A subdiretora geral da Saúde, Graça Freitas, disse à Lusa que esta iniciativa da Organização Mundial da Saúde existe há cinco anos e visa “promover e recordar às pessoas como é importante a vacinação”.
“Em Portugal, temos tido taxas muito boas de adesão à vacinação. Os profissionais e famílias são muito colaborantes e, portanto, não vimos, até agora, necessidade prioritária de aderir a esta iniciativa”, adiantou.

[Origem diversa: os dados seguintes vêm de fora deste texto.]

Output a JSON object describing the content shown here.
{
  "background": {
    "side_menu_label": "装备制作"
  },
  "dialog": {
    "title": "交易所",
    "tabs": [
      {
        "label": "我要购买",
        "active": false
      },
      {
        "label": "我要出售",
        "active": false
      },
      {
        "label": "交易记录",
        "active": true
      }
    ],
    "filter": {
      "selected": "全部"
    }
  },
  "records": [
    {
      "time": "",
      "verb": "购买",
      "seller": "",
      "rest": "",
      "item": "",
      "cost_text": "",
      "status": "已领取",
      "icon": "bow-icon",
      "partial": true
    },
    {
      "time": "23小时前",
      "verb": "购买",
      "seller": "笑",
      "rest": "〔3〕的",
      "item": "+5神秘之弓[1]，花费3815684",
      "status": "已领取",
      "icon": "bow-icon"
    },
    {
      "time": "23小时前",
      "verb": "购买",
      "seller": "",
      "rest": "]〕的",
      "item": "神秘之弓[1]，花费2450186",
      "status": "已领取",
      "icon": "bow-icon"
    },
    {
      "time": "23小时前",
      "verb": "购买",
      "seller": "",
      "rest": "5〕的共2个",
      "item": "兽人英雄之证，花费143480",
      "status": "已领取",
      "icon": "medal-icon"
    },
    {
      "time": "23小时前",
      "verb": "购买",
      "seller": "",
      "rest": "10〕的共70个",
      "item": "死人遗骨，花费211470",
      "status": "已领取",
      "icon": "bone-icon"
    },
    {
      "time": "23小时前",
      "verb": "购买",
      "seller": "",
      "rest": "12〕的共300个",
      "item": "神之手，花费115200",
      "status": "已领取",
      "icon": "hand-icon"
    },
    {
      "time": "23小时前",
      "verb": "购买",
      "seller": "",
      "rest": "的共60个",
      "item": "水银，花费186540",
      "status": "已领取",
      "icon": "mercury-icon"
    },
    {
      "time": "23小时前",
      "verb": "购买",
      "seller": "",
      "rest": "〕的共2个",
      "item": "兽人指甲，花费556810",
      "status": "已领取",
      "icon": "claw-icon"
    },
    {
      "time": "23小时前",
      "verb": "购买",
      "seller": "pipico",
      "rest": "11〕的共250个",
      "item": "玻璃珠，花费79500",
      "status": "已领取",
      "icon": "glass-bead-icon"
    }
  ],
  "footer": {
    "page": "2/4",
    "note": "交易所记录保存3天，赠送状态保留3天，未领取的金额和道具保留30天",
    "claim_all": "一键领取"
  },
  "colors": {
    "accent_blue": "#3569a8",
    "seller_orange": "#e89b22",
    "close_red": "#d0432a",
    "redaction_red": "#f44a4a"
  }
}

No entanto, lembrou, “os programas de vacinação, quando correm muito bem, acabam por ser vítimas do seu próprio sucesso. As pessoas deixam de ver as doenças e tendem a esquecer-se da vacinação, o que não é o caso de Portugal”.
Segundo a DGS, desde o início do PNV, há 45 anos, “já foram vacinadas cerca de 10 milhões de crianças, bem como vários milhões de adultos”, o que resultou em “elevadas coberturas vacinais” que foram mantidas ao longo dos anos.
A taxa de cobertura vacinal tem rondado, nos últimos anos, os 96/97 por cento para as vacinas administradas no primeiro ano de vida, 94/95 por cento para as aplicadas durante o segundo ano de vida e aos 5/6 anos.
“Portugal tem excelentes taxas de cobertura e não vamos fazer nenhuma campanha para vacinar mais pessoas. Limitamo-nos a aderir [à iniciativa] no sentido de recordar a todos que o que conquistámos até agora foi muito importante e devemos continuar assim”, sublinhou Graça Freitas.
O enfoque especial da Semana Europeia de Vacinação, que decorre entre 24 de abril e 01 de maio, será a vacinação contra o sarampo, considerando os surtos que se têm verificado em vários países europeus como resultado de coberturas vacinais insuficientes.
Em Portugal, são ainda declarados esporadicamente casos de sarampo, importados de outros países, e de rubéola. “Temos de continuar a vacinar porque as doenças não desapareceram do planeta e se o deixarmos de fazer podemos voltar a ter casos, surtos e epidemias” destas doenças, justificou a responsável.
Graça Freitas adiantou que não têm sido registados casos de sarampo e, para evitar o seu aparecimento, as autoridades de saúde têm feito, regularmente, “campanhas de repescagem para pessoas que estão atrasadas na vacinação”.
“Se abrandarmos a vacinação podemos vir a ter surtos” de sarampo, como está a acontecer em Inglaterra e já aconteceu na Alemanha e na Áustria, alertou.
O último estudo sobre a imunidade relativa da população portuguesa às doenças prevenidas pela vacinação no âmbito do PNV (2º Inquérito Serológico Nacional que decorreu em 2001-2002) demonstrou que a maioria da população portuguesa está imunizada para várias doenças abrangidas pelo PNV, nomeadamente o tétano, poliomielite, sarampo e rubéola.